Friday, July 30, 2010
COLOMBIA'S PRESENTATION to the Organization of American States about Venezuela's hosting of the FARC terrorist movement prompted a flurry of speculation about the motives of Álvaro Uribe, Colombia's outgoing president. Why, it was asked, did he want to end his eight years in office in another confrontation with Venezuelan strongman Hugo Chávez? Could he be trying to sabotage his successor, Juan Manuel Santos, who is due to take office on Aug. 7?
Allow us to offer a simple explanation: Mr. Uribe, who has devoted his presidency to rescuing Colombia from armed gangs of both the left and the right, is deeply frustrated by Venezuela's continuing support for the FARC -- and by the failure of the international community to hold Mr. Chávez accountable for it. Before leaving office, Mr. Uribe felt compelled to make one more effort to call attention to a problem that, were it occurring in the Middle East, would surely be before the U.N. Security Council.
That Venezuela is backing a terrorist movement against a neighboring democratic government has been beyond dispute since at least 2008, when Colombia recovered laptops from a FARC camp in Ecuador containing extensive documentation of Mr. Chávez's political and material support.Colombia's presentation to the OAS last week contained fresher and more detailed intelligence. Ambassador Luis Alfonso Hoyos supplied precise map coordinates for several of the 75 FARC camps that he said had been established on Venezuelan territory and that harbor some 1,500 militants. He showed photos and videos, including one of a top commander from another Colombian terrorist organization, ELN, sipping Venezuelan beer on a popular Venezuelan beach.

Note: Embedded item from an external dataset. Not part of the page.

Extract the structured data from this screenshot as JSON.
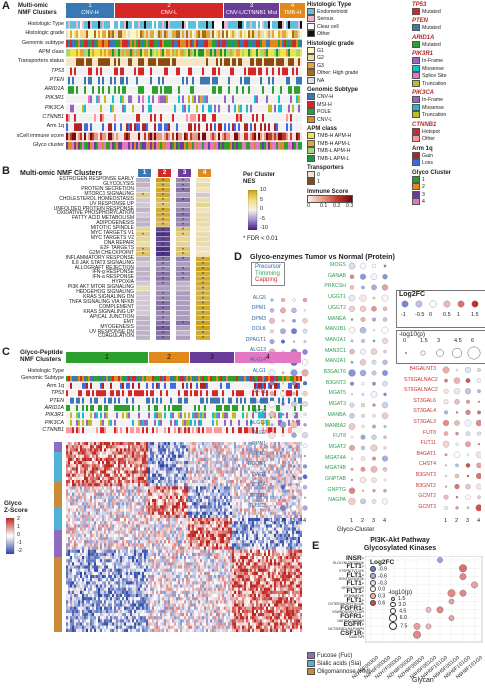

Mr. Chávez responded with predictable bluster, breaking off relations with Bogota and threatening (not for the first time) to cease oil exports to the United States. Another crisis with Colombia probably benefits the caudillo, who is desperate to distract attention from his country's imploding economy and soaring violence.
Nevertheless, the question remains: Will other democracies support Colombia against this flagrant violation of international law? The Obama administration is characteristically lukewarm. The State Department, which has designated the FARC a terrorist organization, said it found Colombia's allegations "persuasive" but limited itself to supporting "a transparent international process" to investigate them. Perhaps more consequentially, one of the leading candidates in Brazil's presidential election campaign, José Serra, said "it is undeniable that Chávez is sheltering these FARC" militants. Under outgoing president Luiz Inácio Lula da Silva, Brazil has been one of Mr. Chávez's chief apologists and enablers. Were that support to be withdrawn, Mr. Chávez might have to rethink his terrorist alliance.